El siglo XXI prometía ser distinto, el auge del gas y los hidrocarburos permitió un crecimiento sin precedentes, pero la falta de diversificación económica nos ha llevado nuevamente a la incertidumbre. La llegada de Evo Morales al poder en 2006 significó un cambio radical en la política boliviana. Se impulsaron políticas sociales y se dio voz a sectores históricamente marginados. Sin embargo, el desgaste del modelo, la corrupción y las pugnas internas dentro del MAS han dejado al país en una encrucijada. Hoy, la crisis económica y la fragmentación política amenazan con borrar los avances logrados.

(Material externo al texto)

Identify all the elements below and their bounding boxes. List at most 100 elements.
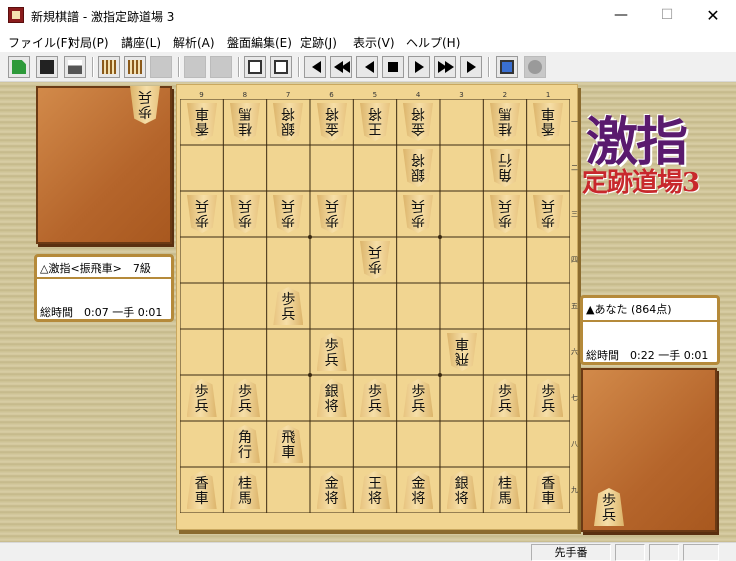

Bolivia enfrenta una crisis multidimensional. En lo económico, la dependencia de las materias primas sigue siendo el talón de Aquiles. La falta de dólares, la inflación y la escasez de combustibles afectan a todos. Mientras tanto, el desempleo y la precarización laboral se profundizan, sin que existan políticas claras para reactivar la producción y generar empleo digno y las reservas internacionales están en mínimos históricos. La promesa de industrialización sigue sin cumplirse, la infraestructura sigue siendo precaria y las inversiones se han visto frenadas por la inestabilidad política. Mientras algunos insisten en que Bolivia ha avanzado en estos 200 años, la realidad es que el desarrollo aún no se siente en la mayoría de los hogares.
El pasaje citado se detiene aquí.